Sir Reg Empey is to stay, for the time being, and stand down during the autumn. In the mean time the party promises a ‘forensic examination’ of what went wrong in its latest campaign and early decisions on a slate of candidates for next year’s Assembly elections.
So Ulster Unionists intend, first to ink in candidates to stand for Stormont and then decide on a change of direction. In that order.
Now, clearly the UUP has taken the Westminster selection debacle to heart, but might the party’s future direction and new leader not determine who it wants to put up for election? After all, there are at least three fairly different routes the Ulster Unionists might take.
Reportedly Sir Reg could have claimed the backing of a substantial number of delegates yesterday had he chosen to remain at the helm.
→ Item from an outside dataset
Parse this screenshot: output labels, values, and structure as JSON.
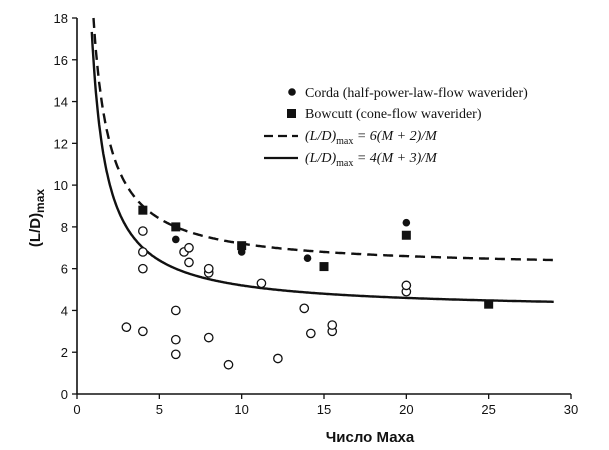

He draws continued support particularly from those who are concerned that a new leadership will jettison the UUP’s link with the Tories.
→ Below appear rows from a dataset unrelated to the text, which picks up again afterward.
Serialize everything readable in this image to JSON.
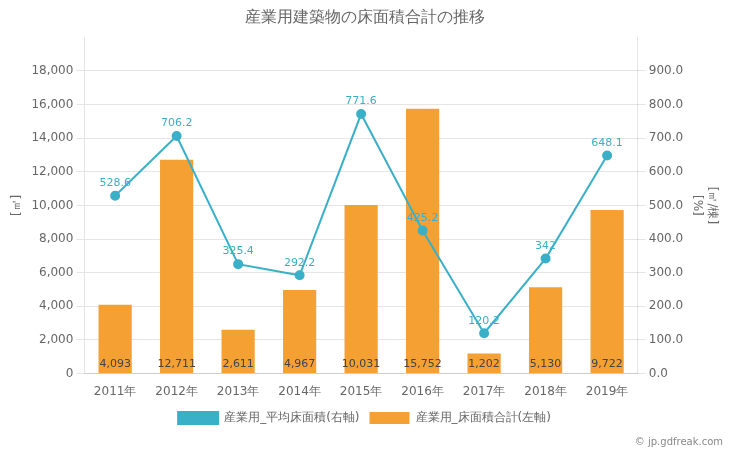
{
  "chart_data": {
    "type": "bar",
    "title": "産業用建築物の床面積合計の推移",
    "categories": [
      "2011年",
      "2012年",
      "2013年",
      "2014年",
      "2015年",
      "2016年",
      "2017年",
      "2018年",
      "2019年"
    ],
    "series": [
      {
        "name": "産業用_床面積合計(左軸)",
        "type": "bar",
        "color": "#f5a033",
        "values": [
          4093,
          12711,
          2611,
          4967,
          10031,
          15752,
          1202,
          5130,
          9722
        ],
        "value_labels": [
          "4,093",
          "12,711",
          "2,611",
          "4,967",
          "10,031",
          "15,752",
          "1,202",
          "5,130",
          "9,722"
        ]
      },
      {
        "name": "産業用_平均床面積(右軸)",
        "type": "line",
        "axis": "y2",
        "color": "#3ab0c8",
        "marker": "circle",
        "values": [
          528.6,
          706.2,
          325.4,
          292.2,
          771.6,
          425.2,
          120.2,
          342,
          648.1
        ]
      }
    ],
    "data_labels": true,
    "ylabel": "[㎡]",
    "y2label": [
      "[㎡/棟]",
      "[%]"
    ],
    "ylim": [
      0,
      20000
    ],
    "yticks": [
      0,
      {
        "value": 2000,
        "label": "2,000"
      },
      {
        "value": 4000,
        "label": "4,000"
      },
      {
        "value": 6000,
        "label": "6,000"
      },
      {
        "value": 8000,
        "label": "8,000"
      },
      {
        "value": 10000,
        "label": "10,000"
      },
      {
        "value": 12000,
        "label": "12,000"
      },
      {
        "value": 14000,
        "label": "14,000"
      },
      {
        "value": 16000,
        "label": "16,000"
      },
      {
        "value": 18000,
        "label": "18,000"
      }
    ],
    "y2lim": [
      0,
      1000
    ],
    "y2ticks": [
      {
        "value": 0,
        "label": "0.0"
      },
      {
        "value": 100,
        "label": "100.0"
      },
      {
        "value": 200,
        "label": "200.0"
      },
      {
        "value": 300,
        "label": "300.0"
      },
      {
        "value": 400,
        "label": "400.0"
      },
      {
        "value": 500,
        "label": "500.0"
      },
      {
        "value": 600,
        "label": "600.0"
      },
      {
        "value": 700,
        "label": "700.0"
      },
      {
        "value": 800,
        "label": "800.0"
      },
      {
        "value": 900,
        "label": "900.0"
      }
    ],
    "grid": true,
    "legend": "bottom",
    "annotations": [
      "© jp.gdfreak.com"
    ]
  }
}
Basil McCrea, heavily touted as a possible new leader, has cast his lot in with the Ulster Unionists who think it’s all the Conservatives fault. And in this revealing interview with Alan in Belfast, he shows his pan-UK credentials by declaring Westminster elections irrelevant, beyond their impact on subsequent Assembly polls.
With other leadership candidates likely to emphasise fabled ‘unionist unity’, I wonder whether there is a candidate to take up the cause of UCUNF?
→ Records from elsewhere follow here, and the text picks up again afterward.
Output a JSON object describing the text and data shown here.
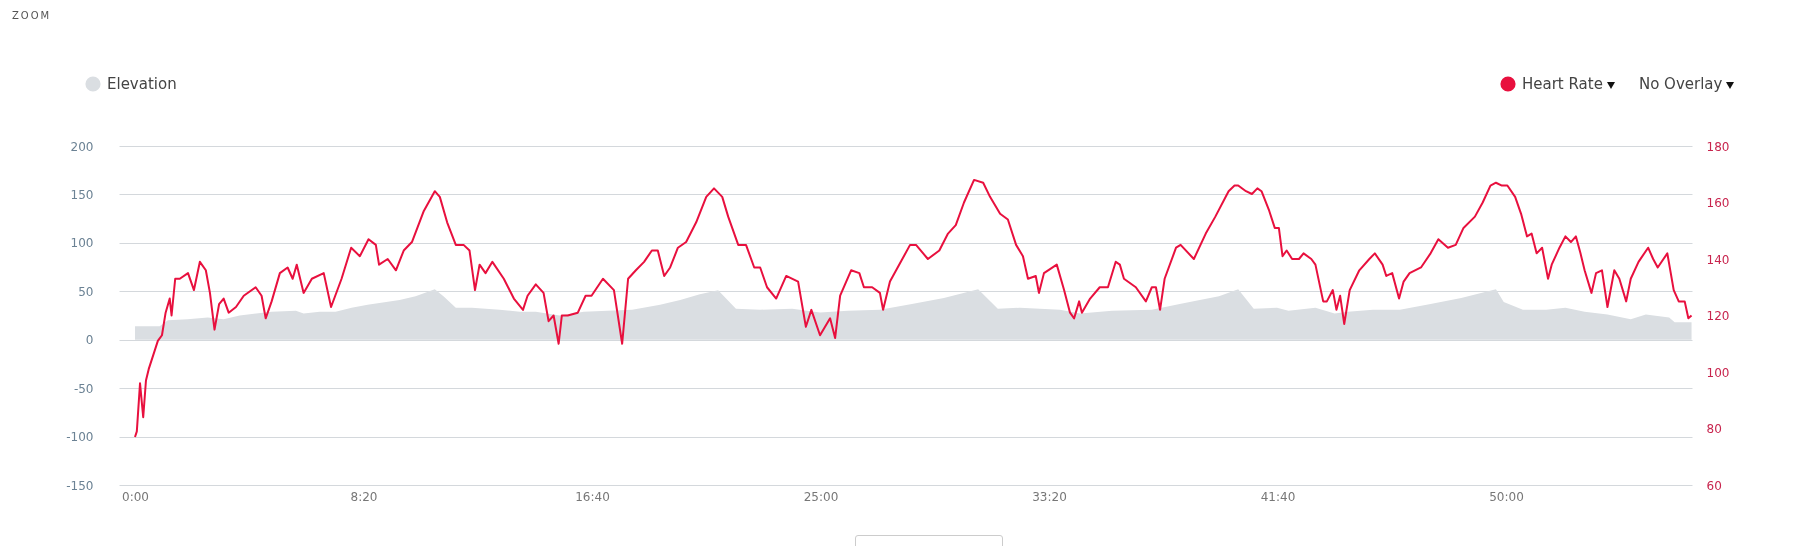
{
  "chart_data": {
    "type": "line",
    "xlim": [
      -35,
      3407
    ],
    "xticks": [
      {
        "value": 0,
        "label": "0:00"
      },
      {
        "value": 500,
        "label": "8:20"
      },
      {
        "value": 1000,
        "label": "16:40"
      },
      {
        "value": 1500,
        "label": "25:00"
      },
      {
        "value": 2000,
        "label": "33:20"
      },
      {
        "value": 2500,
        "label": "41:40"
      },
      {
        "value": 3000,
        "label": "50:00"
      }
    ],
    "ylim": [
      -150,
      200
    ],
    "yticks": [
      -150,
      -100,
      -50,
      0,
      50,
      100,
      150,
      200
    ],
    "y2lim": [
      60,
      180
    ],
    "y2ticks": [
      60,
      80,
      100,
      120,
      140,
      160,
      180
    ],
    "grid": "y",
    "legend": "top",
    "annotations": [
      "ZOOM",
      "No Overlay"
    ],
    "series": [
      {
        "name": "Elevation",
        "type": "area",
        "color": "#dadee2",
        "x": [
          0,
          54,
          72,
          115,
          159,
          194,
          229,
          299,
          352,
          369,
          404,
          439,
          474,
          509,
          579,
          614,
          656,
          675,
          702,
          737,
          798,
          842,
          877,
          929,
          982,
          1034,
          1088,
          1149,
          1193,
          1236,
          1276,
          1315,
          1368,
          1438,
          1499,
          1560,
          1630,
          1700,
          1770,
          1845,
          1888,
          1936,
          2024,
          2068,
          2138,
          2225,
          2286,
          2330,
          2372,
          2414,
          2448,
          2499,
          2524,
          2583,
          2625,
          2654,
          2709,
          2768,
          2835,
          2902,
          2978,
          2995,
          3037,
          3088,
          3130,
          3172,
          3222,
          3273,
          3306,
          3357,
          3369,
          3406
        ],
        "values": [
          14,
          14,
          20,
          21,
          23,
          21,
          25,
          29,
          30,
          27,
          29,
          29,
          33,
          36,
          41,
          45,
          52,
          45,
          33,
          33,
          31,
          29,
          29,
          25,
          29,
          30,
          31,
          36,
          41,
          47,
          51,
          32,
          31,
          32,
          28,
          30,
          31,
          37,
          43,
          52,
          32,
          33,
          31,
          27,
          30,
          31,
          37,
          41,
          45,
          52,
          32,
          33,
          30,
          33,
          27,
          29,
          31,
          31,
          37,
          43,
          52,
          39,
          31,
          31,
          33,
          29,
          26,
          21,
          26,
          23,
          18,
          18
        ]
      },
      {
        "name": "Heart Rate",
        "type": "line",
        "axis": "y2",
        "color": "#e8103e",
        "x": [
          0,
          4,
          11,
          18,
          24,
          30,
          44,
          50,
          59,
          67,
          76,
          80,
          88,
          98,
          116,
          129,
          142,
          155,
          164,
          174,
          184,
          194,
          205,
          221,
          238,
          264,
          277,
          286,
          299,
          317,
          334,
          345,
          354,
          369,
          387,
          413,
          429,
          452,
          473,
          492,
          511,
          527,
          534,
          553,
          571,
          588,
          606,
          632,
          656,
          667,
          683,
          702,
          719,
          732,
          744,
          754,
          767,
          782,
          807,
          829,
          849,
          859,
          877,
          894,
          905,
          916,
          927,
          934,
          947,
          969,
          986,
          999,
          1024,
          1048,
          1066,
          1079,
          1096,
          1114,
          1131,
          1144,
          1158,
          1171,
          1188,
          1206,
          1228,
          1250,
          1267,
          1285,
          1298,
          1320,
          1337,
          1355,
          1368,
          1383,
          1403,
          1425,
          1451,
          1468,
          1480,
          1499,
          1521,
          1532,
          1543,
          1567,
          1585,
          1595,
          1613,
          1630,
          1637,
          1652,
          1696,
          1709,
          1735,
          1760,
          1779,
          1796,
          1814,
          1836,
          1856,
          1871,
          1893,
          1910,
          1928,
          1943,
          1954,
          1971,
          1978,
          1989,
          2017,
          2033,
          2046,
          2055,
          2066,
          2072,
          2090,
          2111,
          2129,
          2146,
          2155,
          2164,
          2190,
          2212,
          2225,
          2234,
          2243,
          2253,
          2278,
          2288,
          2317,
          2343,
          2364,
          2393,
          2406,
          2414,
          2431,
          2444,
          2456,
          2465,
          2482,
          2494,
          2503,
          2511,
          2520,
          2532,
          2547,
          2557,
          2574,
          2583,
          2600,
          2608,
          2621,
          2629,
          2637,
          2646,
          2658,
          2679,
          2701,
          2713,
          2730,
          2738,
          2751,
          2766,
          2776,
          2789,
          2814,
          2835,
          2852,
          2873,
          2890,
          2907,
          2932,
          2949,
          2966,
          2978,
          2991,
          3003,
          3020,
          3033,
          3046,
          3056,
          3067,
          3079,
          3092,
          3100,
          3117,
          3130,
          3142,
          3153,
          3163,
          3172,
          3187,
          3197,
          3210,
          3222,
          3237,
          3248,
          3263,
          3273,
          3290,
          3311,
          3322,
          3332,
          3353,
          3367,
          3378,
          3391,
          3399,
          3406
        ],
        "values": [
          77,
          79,
          96,
          84,
          97,
          101,
          108,
          111,
          113,
          121,
          126,
          120,
          133,
          133,
          135,
          129,
          139,
          136,
          128,
          115,
          124,
          126,
          121,
          123,
          127,
          130,
          127,
          119,
          125,
          135,
          137,
          133,
          138,
          128,
          133,
          135,
          123,
          133,
          144,
          141,
          147,
          145,
          138,
          140,
          136,
          143,
          146,
          157,
          164,
          162,
          153,
          145,
          145,
          143,
          129,
          138,
          135,
          139,
          133,
          126,
          122,
          127,
          131,
          128,
          118,
          120,
          110,
          120,
          120,
          121,
          127,
          127,
          133,
          129,
          110,
          133,
          136,
          139,
          143,
          143,
          134,
          137,
          144,
          146,
          153,
          162,
          165,
          162,
          155,
          145,
          145,
          137,
          137,
          130,
          126,
          134,
          132,
          116,
          122,
          113,
          119,
          112,
          127,
          136,
          135,
          130,
          130,
          128,
          122,
          132,
          145,
          145,
          140,
          143,
          149,
          152,
          160,
          168,
          167,
          162,
          156,
          154,
          145,
          141,
          133,
          134,
          128,
          135,
          138,
          129,
          121,
          119,
          125,
          121,
          126,
          130,
          130,
          139,
          138,
          133,
          130,
          125,
          130,
          130,
          122,
          133,
          144,
          145,
          140,
          149,
          155,
          164,
          166,
          166,
          164,
          163,
          165,
          164,
          157,
          151,
          151,
          141,
          143,
          140,
          140,
          142,
          140,
          138,
          125,
          125,
          129,
          122,
          127,
          117,
          129,
          136,
          140,
          142,
          138,
          134,
          135,
          126,
          132,
          135,
          137,
          142,
          147,
          144,
          145,
          151,
          155,
          160,
          166,
          167,
          166,
          166,
          162,
          156,
          148,
          149,
          142,
          144,
          133,
          138,
          144,
          148,
          146,
          148,
          142,
          136,
          128,
          135,
          136,
          123,
          136,
          133,
          125,
          133,
          139,
          144,
          140,
          137,
          142,
          129,
          125,
          125,
          119,
          120
        ]
      }
    ]
  }
}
The one clear strategy which seems to have emerged from yesterday’s meeting is a concerted campaign to put pressure on Peter Robinson. Whether there is a genuine will to ‘start over’, in terms of relationships with the DUP, or whether this is an attempt to get excuses in early, I don’t know.
Whichever is the case, nothing is a convincing substitute for setting out your stall honestly and articulating its merits. The UUP tried to fudge ‘unity’ before the election, if it tries to fudge now, it will convince nobody again.
The high priest of civic unionism, Arthur Aughey, provides a tour de force over at Open Unionism, arguing lucidly that ’unionist unity’ is a dead end. I wonder whether the UUP has the guts to be as unambiguous?